Es así que la casa deshabitada, por la tarde, suena de pronto
como el cordaje de un barco.
Vibran a solas los cristales vacíos, la penumbra quisiera
conmovernos,
y el animal pequeño, el de lustrosa piel en los rincones, trémulo
huye, como siempre, a los altos distantes.
Es aquí donde decíamos: qué tiempo maldito hace debajo
de los álamos, suerte que vino usted a tiempo, buenas tardes,
oh padre, qué mala noche, qué buen día siempre.
Aquí, en el umbral que los nortes menudos de las puertas asuelan
de gris y leve polvo,
alguno de nosotros, los de casa, debe
vestir los pesarosos, los oscuros
ropajes del sacrificio para decir: aquí esperaba, y aquí cosía mamá
sus misteriosas telas blancas,
y aquí entró aquel día el tímido lagarto, y aquí a mosca extraña
que zumbaba, y aquí la sombra y los cubiertos, y aquí el
fuego, y aquí el agua.
Porque llega una hora en que todas las casas se despueblan de sus
ruidos mortales
y las vidrieras son frías como esos invernaderos desolados, lisos
ojos de muerto, que nadie supo nunca donde quedan,
es preciso que alguien, alguno de nosotros, venga y diga:
los cubiertos de casa, qué se hicieron, alguien sin duda
los ha robado.
Grave silencio, sobre mi hombro descansas como el peso
conmovedor de una muchacha sollozante.
Es así que ahora todo nos falta.
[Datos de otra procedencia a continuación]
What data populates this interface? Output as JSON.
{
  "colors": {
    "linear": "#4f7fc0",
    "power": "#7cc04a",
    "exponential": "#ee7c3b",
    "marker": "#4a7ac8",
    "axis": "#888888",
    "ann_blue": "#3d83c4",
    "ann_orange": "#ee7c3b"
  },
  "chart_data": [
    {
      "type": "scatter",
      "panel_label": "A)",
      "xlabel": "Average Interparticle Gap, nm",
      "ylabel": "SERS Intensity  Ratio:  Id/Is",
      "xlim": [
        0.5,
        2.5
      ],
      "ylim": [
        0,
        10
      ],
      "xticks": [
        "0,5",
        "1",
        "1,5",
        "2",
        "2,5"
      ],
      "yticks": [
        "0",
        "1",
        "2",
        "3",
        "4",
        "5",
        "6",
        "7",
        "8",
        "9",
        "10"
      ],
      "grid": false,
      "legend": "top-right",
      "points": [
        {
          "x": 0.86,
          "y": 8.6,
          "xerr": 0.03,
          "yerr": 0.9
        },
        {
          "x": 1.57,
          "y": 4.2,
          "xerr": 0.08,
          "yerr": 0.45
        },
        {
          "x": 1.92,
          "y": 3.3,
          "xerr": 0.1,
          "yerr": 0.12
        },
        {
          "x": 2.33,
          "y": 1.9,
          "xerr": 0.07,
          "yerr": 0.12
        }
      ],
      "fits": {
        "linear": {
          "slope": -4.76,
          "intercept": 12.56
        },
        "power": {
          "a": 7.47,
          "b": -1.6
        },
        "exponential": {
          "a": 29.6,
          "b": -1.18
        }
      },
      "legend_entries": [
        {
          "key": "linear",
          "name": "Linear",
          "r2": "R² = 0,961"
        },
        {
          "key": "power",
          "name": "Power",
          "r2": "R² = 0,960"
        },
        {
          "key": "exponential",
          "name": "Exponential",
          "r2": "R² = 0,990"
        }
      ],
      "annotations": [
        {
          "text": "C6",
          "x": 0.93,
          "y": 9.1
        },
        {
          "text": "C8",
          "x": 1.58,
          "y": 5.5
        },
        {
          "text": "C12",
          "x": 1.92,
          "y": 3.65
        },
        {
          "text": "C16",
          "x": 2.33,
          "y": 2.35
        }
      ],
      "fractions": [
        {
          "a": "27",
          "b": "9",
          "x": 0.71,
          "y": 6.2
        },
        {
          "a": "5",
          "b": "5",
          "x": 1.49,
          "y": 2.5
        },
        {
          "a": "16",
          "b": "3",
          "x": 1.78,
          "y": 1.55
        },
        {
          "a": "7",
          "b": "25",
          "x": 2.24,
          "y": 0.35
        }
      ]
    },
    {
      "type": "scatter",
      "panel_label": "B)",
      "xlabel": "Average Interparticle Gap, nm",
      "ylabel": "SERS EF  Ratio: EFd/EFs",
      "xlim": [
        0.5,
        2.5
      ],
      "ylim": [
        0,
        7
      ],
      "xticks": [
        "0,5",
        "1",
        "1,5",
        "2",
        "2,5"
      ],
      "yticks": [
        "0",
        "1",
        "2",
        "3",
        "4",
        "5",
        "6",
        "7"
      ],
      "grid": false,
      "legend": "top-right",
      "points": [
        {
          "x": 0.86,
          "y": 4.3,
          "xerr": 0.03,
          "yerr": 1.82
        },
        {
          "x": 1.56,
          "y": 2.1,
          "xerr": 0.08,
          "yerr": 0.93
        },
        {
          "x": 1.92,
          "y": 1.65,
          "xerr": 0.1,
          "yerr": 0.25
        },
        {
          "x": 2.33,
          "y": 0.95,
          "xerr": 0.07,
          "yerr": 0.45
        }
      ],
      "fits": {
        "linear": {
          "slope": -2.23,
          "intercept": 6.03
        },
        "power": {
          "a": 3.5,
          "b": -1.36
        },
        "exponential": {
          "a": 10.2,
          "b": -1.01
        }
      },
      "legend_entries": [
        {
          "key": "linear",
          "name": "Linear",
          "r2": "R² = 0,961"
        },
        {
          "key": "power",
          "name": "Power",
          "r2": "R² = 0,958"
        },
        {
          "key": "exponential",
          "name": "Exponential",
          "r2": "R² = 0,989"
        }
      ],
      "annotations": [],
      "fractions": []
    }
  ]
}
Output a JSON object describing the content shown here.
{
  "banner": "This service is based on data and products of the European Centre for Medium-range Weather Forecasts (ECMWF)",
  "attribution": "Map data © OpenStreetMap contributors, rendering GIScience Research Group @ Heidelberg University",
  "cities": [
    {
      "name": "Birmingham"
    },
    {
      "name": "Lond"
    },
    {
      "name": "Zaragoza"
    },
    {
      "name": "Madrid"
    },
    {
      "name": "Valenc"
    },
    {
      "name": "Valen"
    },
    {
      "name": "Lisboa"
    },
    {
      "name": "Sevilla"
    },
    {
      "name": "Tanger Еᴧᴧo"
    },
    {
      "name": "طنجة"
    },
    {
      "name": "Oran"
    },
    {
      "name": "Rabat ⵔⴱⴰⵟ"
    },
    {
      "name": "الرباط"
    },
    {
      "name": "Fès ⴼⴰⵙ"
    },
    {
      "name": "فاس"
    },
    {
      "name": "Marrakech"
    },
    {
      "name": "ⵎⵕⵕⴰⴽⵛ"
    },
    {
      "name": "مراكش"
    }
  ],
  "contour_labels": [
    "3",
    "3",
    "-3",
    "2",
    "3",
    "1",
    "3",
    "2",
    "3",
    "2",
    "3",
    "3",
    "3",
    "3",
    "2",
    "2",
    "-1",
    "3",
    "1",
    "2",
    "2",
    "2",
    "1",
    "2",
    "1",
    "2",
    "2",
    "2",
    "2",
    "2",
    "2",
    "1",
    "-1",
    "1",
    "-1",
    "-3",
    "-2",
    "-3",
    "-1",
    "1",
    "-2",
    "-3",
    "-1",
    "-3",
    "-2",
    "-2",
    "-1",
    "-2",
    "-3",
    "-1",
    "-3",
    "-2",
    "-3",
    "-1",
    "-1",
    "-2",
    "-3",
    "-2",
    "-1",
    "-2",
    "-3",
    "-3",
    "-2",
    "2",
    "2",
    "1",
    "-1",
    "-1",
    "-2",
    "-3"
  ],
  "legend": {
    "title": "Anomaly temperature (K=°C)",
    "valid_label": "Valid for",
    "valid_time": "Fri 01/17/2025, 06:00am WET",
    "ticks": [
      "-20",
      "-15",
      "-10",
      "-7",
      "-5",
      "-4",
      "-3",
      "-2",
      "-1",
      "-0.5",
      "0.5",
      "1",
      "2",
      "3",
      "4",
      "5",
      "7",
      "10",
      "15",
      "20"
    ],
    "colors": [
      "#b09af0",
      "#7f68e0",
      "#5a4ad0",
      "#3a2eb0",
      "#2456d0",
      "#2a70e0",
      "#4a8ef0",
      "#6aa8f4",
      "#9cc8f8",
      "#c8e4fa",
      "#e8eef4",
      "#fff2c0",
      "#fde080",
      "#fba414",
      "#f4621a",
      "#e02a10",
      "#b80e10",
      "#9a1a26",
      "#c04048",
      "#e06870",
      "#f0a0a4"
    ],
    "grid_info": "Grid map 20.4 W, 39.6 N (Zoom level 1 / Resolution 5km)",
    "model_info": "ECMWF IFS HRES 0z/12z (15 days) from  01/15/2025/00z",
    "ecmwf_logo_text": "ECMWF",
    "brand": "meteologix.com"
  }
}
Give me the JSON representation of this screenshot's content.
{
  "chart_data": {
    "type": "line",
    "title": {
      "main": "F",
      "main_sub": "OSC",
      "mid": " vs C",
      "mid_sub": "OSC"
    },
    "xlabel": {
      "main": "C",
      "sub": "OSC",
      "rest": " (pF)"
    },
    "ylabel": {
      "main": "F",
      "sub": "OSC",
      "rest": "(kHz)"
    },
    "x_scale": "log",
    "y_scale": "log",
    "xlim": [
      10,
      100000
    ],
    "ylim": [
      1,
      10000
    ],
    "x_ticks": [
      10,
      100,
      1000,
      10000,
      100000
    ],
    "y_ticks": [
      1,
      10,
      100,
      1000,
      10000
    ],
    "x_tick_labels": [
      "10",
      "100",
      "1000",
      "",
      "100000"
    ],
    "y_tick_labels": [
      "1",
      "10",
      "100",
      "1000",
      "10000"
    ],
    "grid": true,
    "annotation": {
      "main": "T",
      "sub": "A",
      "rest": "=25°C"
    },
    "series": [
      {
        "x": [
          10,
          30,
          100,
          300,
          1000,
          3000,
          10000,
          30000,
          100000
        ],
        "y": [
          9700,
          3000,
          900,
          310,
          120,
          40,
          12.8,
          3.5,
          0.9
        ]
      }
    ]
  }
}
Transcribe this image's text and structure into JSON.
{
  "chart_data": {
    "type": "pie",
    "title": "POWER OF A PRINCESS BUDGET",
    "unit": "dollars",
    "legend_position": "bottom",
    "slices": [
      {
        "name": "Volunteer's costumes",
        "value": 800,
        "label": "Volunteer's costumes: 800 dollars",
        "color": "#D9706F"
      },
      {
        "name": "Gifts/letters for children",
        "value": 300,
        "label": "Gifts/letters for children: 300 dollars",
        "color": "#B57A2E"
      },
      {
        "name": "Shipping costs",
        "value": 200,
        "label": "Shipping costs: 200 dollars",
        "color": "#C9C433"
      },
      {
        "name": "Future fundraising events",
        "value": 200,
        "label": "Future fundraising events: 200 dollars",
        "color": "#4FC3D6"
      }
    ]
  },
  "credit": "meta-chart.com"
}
Si alguien nos ofreciera un poco
de café nos salvábamos
porque la casa deshabitada es adusta como la justicia del fin
y el viento que pasea por los altos no es sino el viento,
las estancias no son más que las estancias de la casa vacía
y es como si no hubiese venido nadie, como si nadie mirase los
recintos del hombre, bajo los astros.